Alex Lithgow-Smith, Senior Consultant, Consult Hyperion www.chyp.com
There’s been a technology earthquake over the past year that brings together phones, cards, and clouds in a way that may revolutionise payments.
Despite the success of contactless card products like Oyster in London, there are still remarkably few ways in which consumers can use mobile phones for contactless or NFC payments at the point of sale. On buses (and soon the Tube) we reach for our bank cards, not our phones. In Pret and Caffe Nero, we can make contactless payments but we use our cards, not our phones. The few successful phone based schemes, such as the one used by Starbucks, use barcode based technology rather than NFC.
This been largely to do with the difficulty of arriving at business arrangements between banks, phone operators and handset manufacturers about how to store the security features required to make a payment using an NFC phone.
Credit and debit card payments comply (except in the US) with a standard devised by the payments associations called EMV. That means equivalent payments using a phone must comply too. Previously, to do this in a phone meant storing the security keys required for the transaction in a tamper resistant chip on the phone – the Secure Element. That led to the need for negotiations over where that Secure Element was – if it was on the SIM, the mobile operators owned it; if it was in the handset, handset manufacturers owned it. Either way meant problems and expense for the banks.
All that has disappeared with Google’s recent announcement of Host Card Emulation, or HCE, in its latest Android implementation. HCE allows the phone to emulate a contactless card, meaning that there’s no need any more for a Secure Element. Instead the security information is sent direct to the phone. To ensure that the transaction remains secure, just enough information for one transaction or for one day, depending on the way HCE is implemented, is sent via the cloud to the handset. Enough for one transaction is obviously the most secure way, but that only works if the phone can then retrieve the next set of information so that it’s ready for the next transaction. If there’s any chance it might not, for example underground with no signal, then storing enough credentials for a few transactions on the phone is a safe enough approach.
While it’s been technically possible to do this in the past by modifying Android (Consult Hyperion has been working on this for several years) Google’s announcement has made this much, much easier.
So all of a sudden the need for banks to negotiate SIM card real estate with mobile phone operators has gone. One of the first banks to show an interest in this new approach, Bankinter in Spain, has just announced the commercial launch of its “Mobile Virtual Card” (MVC) product. They have had a detailed risk analysis carried out by the Fraunhofer AISEC in Germany — who concluded that the security of the HCE solution is “adequate for EMV online” transactions (that is, where the POS goes online for authorisation) — and are launching the service to their customers and hoping to licence the service to other issuers.
One of the most interesting things about Bankinter’s enthusiasm for HCE is that they actually own a Mobile Virtual Network Operator. So if it’s too difficult for a bank that actually controls the SIMs to go the conventional route, imagine how much easier the existence of HCE is going to make life for banks that don’t.

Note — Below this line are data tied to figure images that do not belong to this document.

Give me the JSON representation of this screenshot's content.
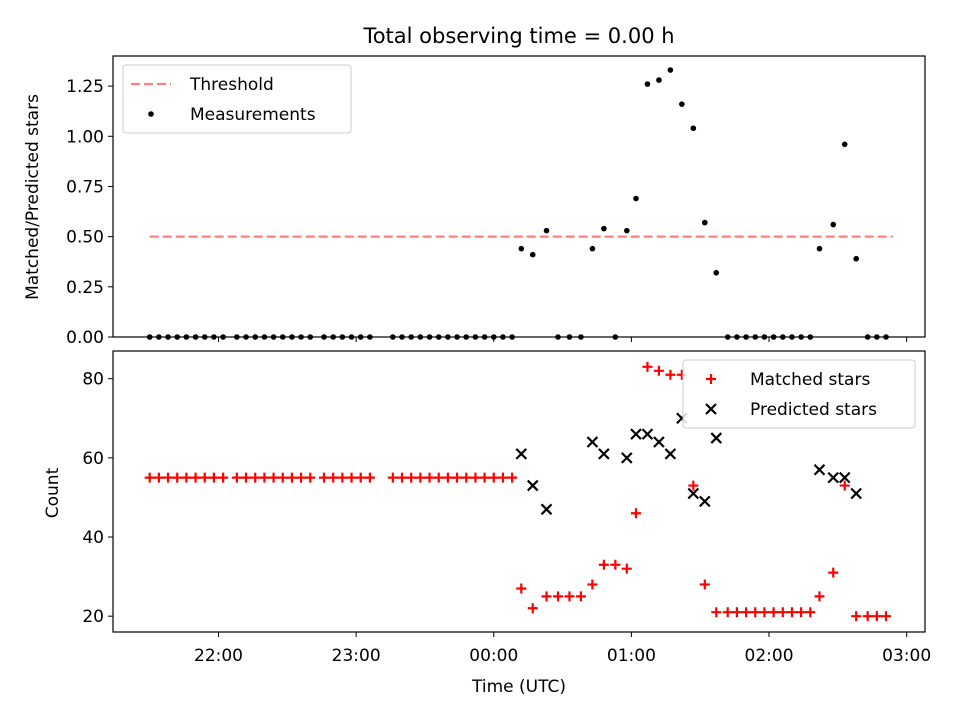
{
  "chart_data": [
    {
      "type": "scatter",
      "panel": "top",
      "title": "Total observing time = 0.00 h",
      "xlabel": "",
      "ylabel": "Matched/Predicted stars",
      "ylim": [
        0,
        1.4
      ],
      "yticks": [
        0,
        0.25,
        0.5,
        0.75,
        1.0,
        1.25
      ],
      "ytick_labels": [
        "0.00",
        "0.25",
        "0.50",
        "0.75",
        "1.00",
        "1.25"
      ],
      "xlim": [
        "21:14",
        "03:08"
      ],
      "legend_position": "upper-left",
      "series": [
        {
          "name": "Threshold",
          "kind": "line",
          "style": "dashed",
          "color": "#ff7f7f",
          "points": [
            [
              "21:30",
              0.5
            ],
            [
              "02:54",
              0.5
            ]
          ]
        },
        {
          "name": "Measurements",
          "kind": "scatter",
          "marker": "dot",
          "color": "#000000",
          "points": [
            [
              "21:30",
              0
            ],
            [
              "21:34",
              0
            ],
            [
              "21:38",
              0
            ],
            [
              "21:42",
              0
            ],
            [
              "21:46",
              0
            ],
            [
              "21:50",
              0
            ],
            [
              "21:54",
              0
            ],
            [
              "21:58",
              0
            ],
            [
              "22:02",
              0
            ],
            [
              "22:08",
              0
            ],
            [
              "22:12",
              0
            ],
            [
              "22:16",
              0
            ],
            [
              "22:20",
              0
            ],
            [
              "22:24",
              0
            ],
            [
              "22:28",
              0
            ],
            [
              "22:32",
              0
            ],
            [
              "22:36",
              0
            ],
            [
              "22:40",
              0
            ],
            [
              "22:46",
              0
            ],
            [
              "22:50",
              0
            ],
            [
              "22:54",
              0
            ],
            [
              "22:58",
              0
            ],
            [
              "23:02",
              0
            ],
            [
              "23:06",
              0
            ],
            [
              "23:16",
              0
            ],
            [
              "23:20",
              0
            ],
            [
              "23:24",
              0
            ],
            [
              "23:28",
              0
            ],
            [
              "23:32",
              0
            ],
            [
              "23:36",
              0
            ],
            [
              "23:40",
              0
            ],
            [
              "23:44",
              0
            ],
            [
              "23:48",
              0
            ],
            [
              "23:52",
              0
            ],
            [
              "23:56",
              0
            ],
            [
              "00:00",
              0
            ],
            [
              "00:04",
              0
            ],
            [
              "00:08",
              0
            ],
            [
              "00:12",
              0.44
            ],
            [
              "00:17",
              0.41
            ],
            [
              "00:23",
              0.53
            ],
            [
              "00:28",
              0
            ],
            [
              "00:33",
              0
            ],
            [
              "00:38",
              0
            ],
            [
              "00:43",
              0.44
            ],
            [
              "00:48",
              0.54
            ],
            [
              "00:53",
              0
            ],
            [
              "00:58",
              0.53
            ],
            [
              "01:02",
              0.69
            ],
            [
              "01:07",
              1.26
            ],
            [
              "01:12",
              1.28
            ],
            [
              "01:17",
              1.33
            ],
            [
              "01:22",
              1.16
            ],
            [
              "01:27",
              1.04
            ],
            [
              "01:32",
              0.57
            ],
            [
              "01:37",
              0.32
            ],
            [
              "01:42",
              0
            ],
            [
              "01:46",
              0
            ],
            [
              "01:50",
              0
            ],
            [
              "01:54",
              0
            ],
            [
              "01:58",
              0
            ],
            [
              "02:02",
              0
            ],
            [
              "02:06",
              0
            ],
            [
              "02:10",
              0
            ],
            [
              "02:14",
              0
            ],
            [
              "02:18",
              0
            ],
            [
              "02:22",
              0.44
            ],
            [
              "02:28",
              0.56
            ],
            [
              "02:33",
              0.96
            ],
            [
              "02:38",
              0.39
            ],
            [
              "02:43",
              0
            ],
            [
              "02:47",
              0
            ],
            [
              "02:51",
              0
            ]
          ]
        }
      ]
    },
    {
      "type": "scatter",
      "panel": "bottom",
      "title": "",
      "xlabel": "Time (UTC)",
      "ylabel": "Count",
      "ylim": [
        16,
        87
      ],
      "yticks": [
        20,
        40,
        60,
        80
      ],
      "ytick_labels": [
        "20",
        "40",
        "60",
        "80"
      ],
      "xlim": [
        "21:14",
        "03:08"
      ],
      "xticks": [
        "22:00",
        "23:00",
        "00:00",
        "01:00",
        "02:00",
        "03:00"
      ],
      "xtick_labels": [
        "22:00",
        "23:00",
        "00:00",
        "01:00",
        "02:00",
        "03:00"
      ],
      "legend_position": "upper-right",
      "series": [
        {
          "name": "Matched stars",
          "kind": "scatter",
          "marker": "plus",
          "color": "#ff0000",
          "points": [
            [
              "21:30",
              55
            ],
            [
              "21:34",
              55
            ],
            [
              "21:38",
              55
            ],
            [
              "21:42",
              55
            ],
            [
              "21:46",
              55
            ],
            [
              "21:50",
              55
            ],
            [
              "21:54",
              55
            ],
            [
              "21:58",
              55
            ],
            [
              "22:02",
              55
            ],
            [
              "22:08",
              55
            ],
            [
              "22:12",
              55
            ],
            [
              "22:16",
              55
            ],
            [
              "22:20",
              55
            ],
            [
              "22:24",
              55
            ],
            [
              "22:28",
              55
            ],
            [
              "22:32",
              55
            ],
            [
              "22:36",
              55
            ],
            [
              "22:40",
              55
            ],
            [
              "22:46",
              55
            ],
            [
              "22:50",
              55
            ],
            [
              "22:54",
              55
            ],
            [
              "22:58",
              55
            ],
            [
              "23:02",
              55
            ],
            [
              "23:06",
              55
            ],
            [
              "23:16",
              55
            ],
            [
              "23:20",
              55
            ],
            [
              "23:24",
              55
            ],
            [
              "23:28",
              55
            ],
            [
              "23:32",
              55
            ],
            [
              "23:36",
              55
            ],
            [
              "23:40",
              55
            ],
            [
              "23:44",
              55
            ],
            [
              "23:48",
              55
            ],
            [
              "23:52",
              55
            ],
            [
              "23:56",
              55
            ],
            [
              "00:00",
              55
            ],
            [
              "00:04",
              55
            ],
            [
              "00:08",
              55
            ],
            [
              "00:12",
              27
            ],
            [
              "00:17",
              22
            ],
            [
              "00:23",
              25
            ],
            [
              "00:28",
              25
            ],
            [
              "00:33",
              25
            ],
            [
              "00:38",
              25
            ],
            [
              "00:43",
              28
            ],
            [
              "00:48",
              33
            ],
            [
              "00:53",
              33
            ],
            [
              "00:58",
              32
            ],
            [
              "01:02",
              46
            ],
            [
              "01:07",
              83
            ],
            [
              "01:12",
              82
            ],
            [
              "01:17",
              81
            ],
            [
              "01:22",
              81
            ],
            [
              "01:27",
              53
            ],
            [
              "01:32",
              28
            ],
            [
              "01:37",
              21
            ],
            [
              "01:42",
              21
            ],
            [
              "01:46",
              21
            ],
            [
              "01:50",
              21
            ],
            [
              "01:54",
              21
            ],
            [
              "01:58",
              21
            ],
            [
              "02:02",
              21
            ],
            [
              "02:06",
              21
            ],
            [
              "02:10",
              21
            ],
            [
              "02:14",
              21
            ],
            [
              "02:18",
              21
            ],
            [
              "02:22",
              25
            ],
            [
              "02:28",
              31
            ],
            [
              "02:33",
              53
            ],
            [
              "02:38",
              20
            ],
            [
              "02:43",
              20
            ],
            [
              "02:47",
              20
            ],
            [
              "02:51",
              20
            ]
          ]
        },
        {
          "name": "Predicted stars",
          "kind": "scatter",
          "marker": "x",
          "color": "#000000",
          "points": [
            [
              "00:12",
              61
            ],
            [
              "00:17",
              53
            ],
            [
              "00:23",
              47
            ],
            [
              "00:43",
              64
            ],
            [
              "00:48",
              61
            ],
            [
              "00:58",
              60
            ],
            [
              "01:02",
              66
            ],
            [
              "01:07",
              66
            ],
            [
              "01:12",
              64
            ],
            [
              "01:17",
              61
            ],
            [
              "01:22",
              70
            ],
            [
              "01:27",
              51
            ],
            [
              "01:32",
              49
            ],
            [
              "01:37",
              65
            ],
            [
              "02:22",
              57
            ],
            [
              "02:28",
              55
            ],
            [
              "02:33",
              55
            ],
            [
              "02:38",
              51
            ]
          ]
        }
      ]
    }
  ]
}
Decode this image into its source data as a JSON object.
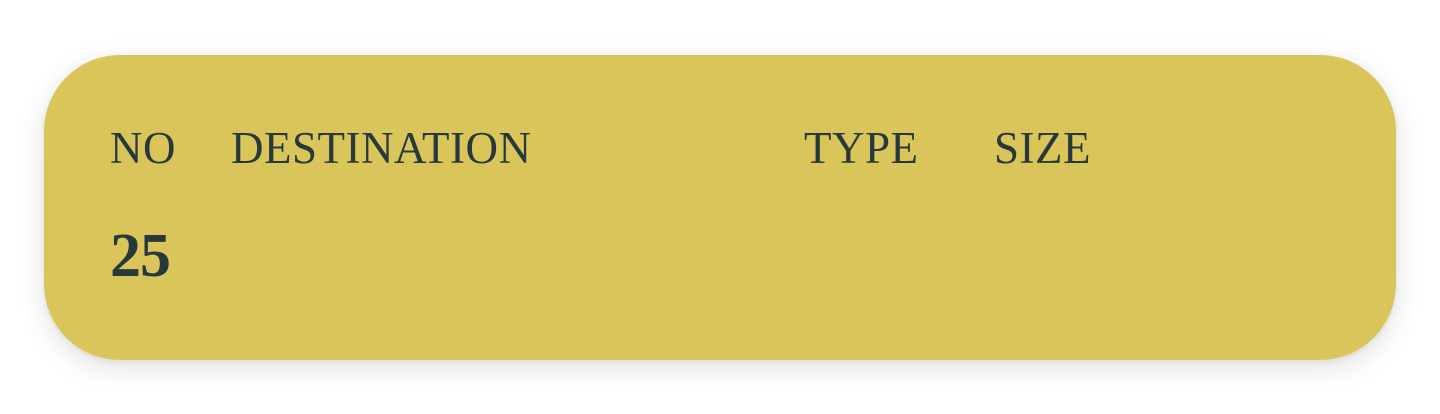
{
  "colors": {
    "card_background": "#d9c55a",
    "text": "#27393b"
  },
  "table": {
    "headers": {
      "no": "NO",
      "destination": "DESTINATION",
      "type": "TYPE",
      "size": "SIZE"
    },
    "rows": [
      {
        "no": "25",
        "destination": "",
        "type": "",
        "size": ""
      }
    ]
  }
}
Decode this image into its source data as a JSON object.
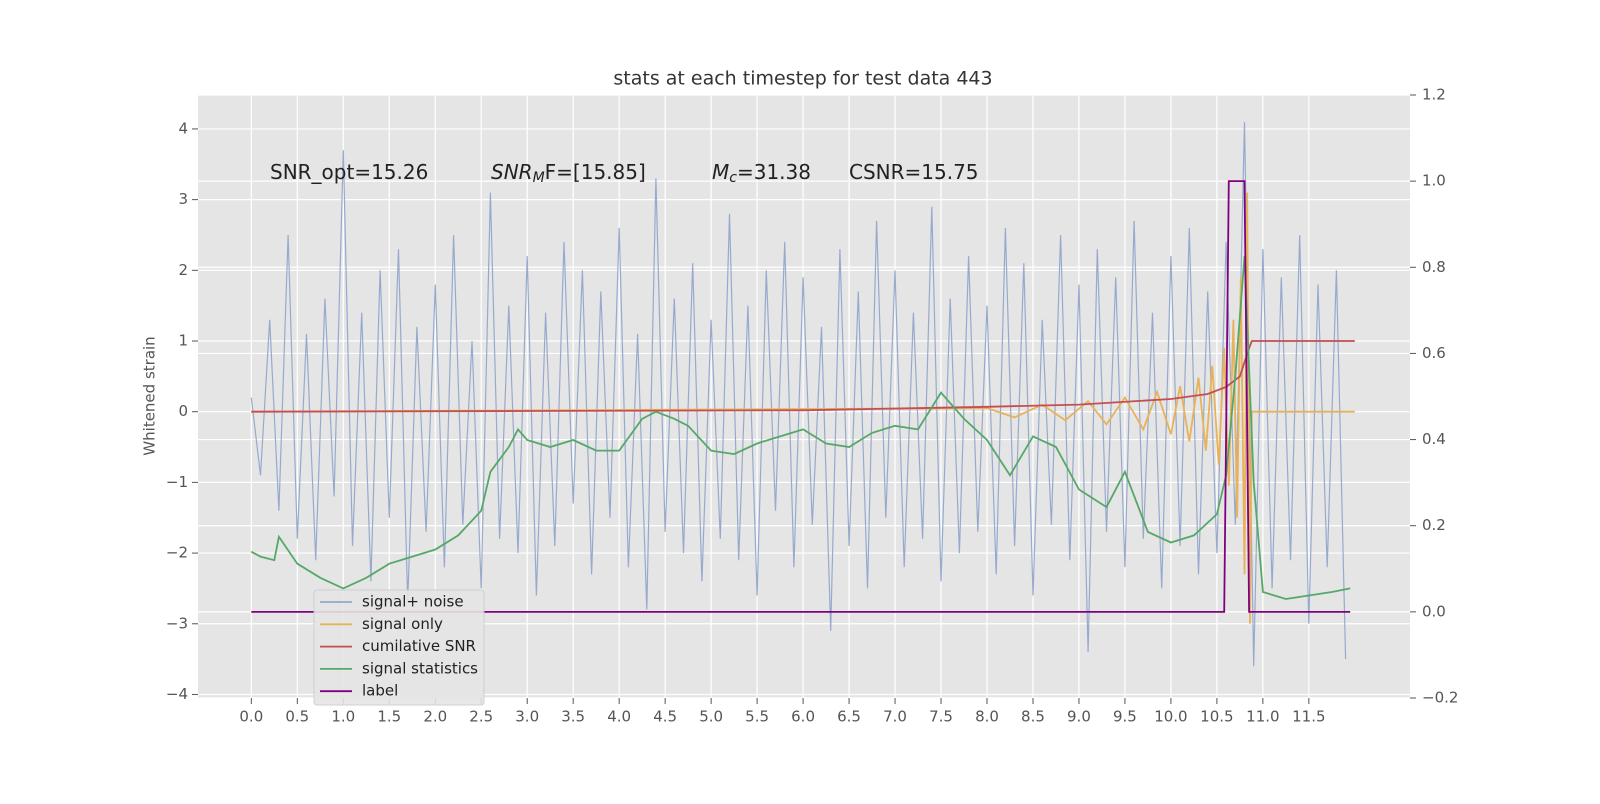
{
  "chart_data": {
    "type": "line",
    "title": "stats at each timestep for test data 443",
    "ylabel": "Whitened strain",
    "annotations": [
      [
        {
          "text": "SNR_opt=15.26"
        }
      ],
      [
        {
          "text": "SNR",
          "italic": true
        },
        {
          "text": "M",
          "italic": true,
          "sub": true
        },
        {
          "text": "F=[15.85]"
        }
      ],
      [
        {
          "text": "M",
          "italic": true
        },
        {
          "text": "c",
          "italic": true,
          "sub": true
        },
        {
          "text": "=31.38"
        }
      ],
      [
        {
          "text": "CSNR=15.75"
        }
      ]
    ],
    "xlim": [
      -0.58,
      12.6
    ],
    "ylim": [
      -4.05,
      4.48
    ],
    "y2lim": [
      -0.2,
      1.2
    ],
    "grid": true,
    "legend": "lower left",
    "xticks": [
      {
        "value": 0,
        "label": "0.0"
      },
      0.5,
      {
        "value": 1,
        "label": "1.0"
      },
      1.5,
      {
        "value": 2,
        "label": "2.0"
      },
      2.5,
      {
        "value": 3,
        "label": "3.0"
      },
      3.5,
      {
        "value": 4,
        "label": "4.0"
      },
      4.5,
      {
        "value": 5,
        "label": "5.0"
      },
      5.5,
      {
        "value": 6,
        "label": "6.0"
      },
      6.5,
      {
        "value": 7,
        "label": "7.0"
      },
      7.5,
      {
        "value": 8,
        "label": "8.0"
      },
      8.5,
      {
        "value": 9,
        "label": "9.0"
      },
      9.5,
      {
        "value": 10,
        "label": "10.0"
      },
      10.5,
      {
        "value": 11,
        "label": "11.0"
      },
      11.5
    ],
    "yticks": [
      {
        "value": -4,
        "label": "−4"
      },
      {
        "value": -3,
        "label": "−3"
      },
      {
        "value": -2,
        "label": "−2"
      },
      {
        "value": -1,
        "label": "−1"
      },
      0,
      1,
      2,
      3,
      4
    ],
    "y2ticks": [
      {
        "value": -0.2,
        "label": "−0.2"
      },
      {
        "value": 0,
        "label": "0.0"
      },
      0.2,
      0.4,
      0.6,
      0.8,
      {
        "value": 1,
        "label": "1.0"
      },
      1.2
    ],
    "series": [
      {
        "name": "signal+ noise",
        "color": "#92a7cb",
        "x": [
          0,
          0.1,
          0.2,
          0.3,
          0.4,
          0.5,
          0.6,
          0.7,
          0.8,
          0.9,
          1,
          1.1,
          1.2,
          1.3,
          1.4,
          1.5,
          1.6,
          1.7,
          1.8,
          1.9,
          2,
          2.1,
          2.2,
          2.3,
          2.4,
          2.5,
          2.6,
          2.7,
          2.8,
          2.9,
          3,
          3.1,
          3.2,
          3.3,
          3.4,
          3.5,
          3.6,
          3.7,
          3.8,
          3.9,
          4,
          4.1,
          4.2,
          4.3,
          4.4,
          4.5,
          4.6,
          4.7,
          4.8,
          4.9,
          5,
          5.1,
          5.2,
          5.3,
          5.4,
          5.5,
          5.6,
          5.7,
          5.8,
          5.9,
          6,
          6.1,
          6.2,
          6.3,
          6.4,
          6.5,
          6.6,
          6.7,
          6.8,
          6.9,
          7,
          7.1,
          7.2,
          7.3,
          7.4,
          7.5,
          7.6,
          7.7,
          7.8,
          7.9,
          8,
          8.1,
          8.2,
          8.3,
          8.4,
          8.5,
          8.6,
          8.7,
          8.8,
          8.9,
          9,
          9.1,
          9.2,
          9.3,
          9.4,
          9.5,
          9.6,
          9.7,
          9.8,
          9.9,
          10,
          10.1,
          10.2,
          10.3,
          10.4,
          10.5,
          10.6,
          10.7,
          10.8,
          10.9,
          11,
          11.1,
          11.2,
          11.3,
          11.4,
          11.5,
          11.6,
          11.7,
          11.8,
          11.9
        ],
        "values": [
          0.2,
          -0.9,
          1.3,
          -1.4,
          2.5,
          -1.8,
          1.1,
          -2.1,
          1.6,
          -1.2,
          3.7,
          -1.9,
          1.4,
          -2.4,
          2.0,
          -1.5,
          2.3,
          -2.7,
          1.2,
          -1.7,
          1.8,
          -2.2,
          2.5,
          -1.6,
          1.0,
          -2.5,
          3.1,
          -1.8,
          1.5,
          -2.0,
          2.2,
          -2.6,
          1.4,
          -1.9,
          2.4,
          -1.3,
          2.0,
          -2.3,
          1.7,
          -1.5,
          2.6,
          -2.2,
          1.1,
          -2.8,
          3.3,
          -1.7,
          1.6,
          -2.0,
          2.1,
          -2.4,
          1.3,
          -1.8,
          2.8,
          -2.1,
          1.5,
          -2.6,
          2.0,
          -1.4,
          2.4,
          -2.2,
          1.9,
          -1.6,
          1.2,
          -3.1,
          2.3,
          -1.9,
          1.7,
          -2.5,
          2.7,
          -1.5,
          2.0,
          -2.2,
          1.4,
          -1.8,
          2.9,
          -2.4,
          1.6,
          -2.0,
          2.2,
          -1.7,
          1.5,
          -2.3,
          2.6,
          -1.9,
          2.1,
          -2.6,
          1.3,
          -1.6,
          2.5,
          -2.1,
          1.8,
          -3.4,
          2.3,
          -1.7,
          1.9,
          -2.2,
          2.7,
          -1.8,
          1.4,
          -2.5,
          2.2,
          -1.9,
          2.6,
          -2.3,
          1.7,
          -2.0,
          2.4,
          -1.6,
          4.1,
          -3.6,
          2.3,
          -2.5,
          1.9,
          -2.1,
          2.5,
          -3.0,
          1.8,
          -2.2,
          2.0,
          -3.5
        ]
      },
      {
        "name": "signal only",
        "color": "#e8b25a",
        "x": [
          0,
          8.0,
          8.3,
          8.6,
          8.85,
          9.1,
          9.3,
          9.5,
          9.7,
          9.85,
          10.0,
          10.1,
          10.2,
          10.3,
          10.38,
          10.45,
          10.52,
          10.58,
          10.63,
          10.68,
          10.72,
          10.76,
          10.8,
          10.83,
          10.86,
          10.88,
          12.0
        ],
        "values": [
          0,
          0.05,
          -0.08,
          0.1,
          -0.12,
          0.15,
          -0.18,
          0.2,
          -0.25,
          0.28,
          -0.32,
          0.36,
          -0.42,
          0.48,
          -0.55,
          0.65,
          -0.75,
          0.9,
          -1.05,
          1.3,
          -1.5,
          1.9,
          -2.3,
          3.1,
          -3.0,
          0,
          0
        ]
      },
      {
        "name": "cumilative SNR",
        "color": "#c44e52",
        "x": [
          0,
          3,
          6,
          8,
          9,
          10,
          10.4,
          10.6,
          10.75,
          10.85,
          10.88,
          12.0
        ],
        "values": [
          0,
          0.01,
          0.02,
          0.07,
          0.1,
          0.18,
          0.25,
          0.35,
          0.5,
          0.9,
          1.0,
          1.0
        ]
      },
      {
        "name": "signal statistics",
        "color": "#55a868",
        "x": [
          0,
          0.1,
          0.25,
          0.3,
          0.5,
          0.75,
          1.0,
          1.25,
          1.5,
          1.75,
          2.0,
          2.25,
          2.5,
          2.6,
          2.8,
          2.9,
          3.0,
          3.25,
          3.5,
          3.75,
          4.0,
          4.25,
          4.4,
          4.6,
          4.75,
          5.0,
          5.25,
          5.5,
          5.75,
          6.0,
          6.25,
          6.5,
          6.75,
          7.0,
          7.25,
          7.5,
          7.75,
          8.0,
          8.25,
          8.5,
          8.75,
          9.0,
          9.3,
          9.5,
          9.75,
          10.0,
          10.25,
          10.5,
          10.6,
          10.7,
          10.8,
          10.9,
          11.0,
          11.25,
          11.5,
          11.75,
          11.95
        ],
        "values": [
          -1.98,
          -2.05,
          -2.1,
          -1.77,
          -2.15,
          -2.35,
          -2.5,
          -2.35,
          -2.15,
          -2.05,
          -1.95,
          -1.75,
          -1.4,
          -0.85,
          -0.5,
          -0.25,
          -0.4,
          -0.5,
          -0.4,
          -0.55,
          -0.55,
          -0.1,
          0.0,
          -0.1,
          -0.2,
          -0.55,
          -0.6,
          -0.45,
          -0.35,
          -0.25,
          -0.45,
          -0.5,
          -0.3,
          -0.2,
          -0.25,
          0.27,
          -0.1,
          -0.4,
          -0.9,
          -0.35,
          -0.5,
          -1.1,
          -1.35,
          -0.85,
          -1.7,
          -1.85,
          -1.75,
          -1.45,
          -0.9,
          0.5,
          2.2,
          -1.0,
          -2.55,
          -2.65,
          -2.6,
          -2.55,
          -2.5
        ]
      },
      {
        "name": "label",
        "color": "#800080",
        "axis": "y2",
        "x": [
          0,
          10.58,
          10.63,
          10.8,
          10.85,
          11.95
        ],
        "values": [
          0,
          0,
          1,
          1,
          0,
          0
        ]
      }
    ]
  }
}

I honestly think that this may be the jumping-off point for NFC and that after the lack of progress of the past few years, NFC will finally take off. Visa and MasterCard’s recent announcements of their support for HCE appears to reinforce this.
Not that this is all bad news for the mobile operators. While it’s true that some are pressing ahead with pushing the traditional Secure Element based approach to NFC, there are other ways in which they can add value to an HCE based approach.
We’ve always argued that for the mobile operators, their central role will be in digital identity. The Secure Element (SE) is the obvious place to store these digital identities. And by storing digital identities that the app developers can access via standard APIs, the mobile operators can provide something of genuine value to the rest of the stakeholders: an identity infrastructure that both NFC (whether HCE or not) and other technologies, such as potential rival Bluetooth Low Energy, can use.
It could be that information which guarantees that the phone being used to make the NFC transaction is the correct phone, in the hands of the correct owner. After all, it’s the mobile operator that can tell whether the phone has been recently used to call regularly used numbers from regularly used locations.
We’ll be making that argument strongly to mobile operators over the coming year. But in the meantime, Host Card Emulation is exactly the impetus needed to make consumers reach for their phones rather than their cards at the point of sale.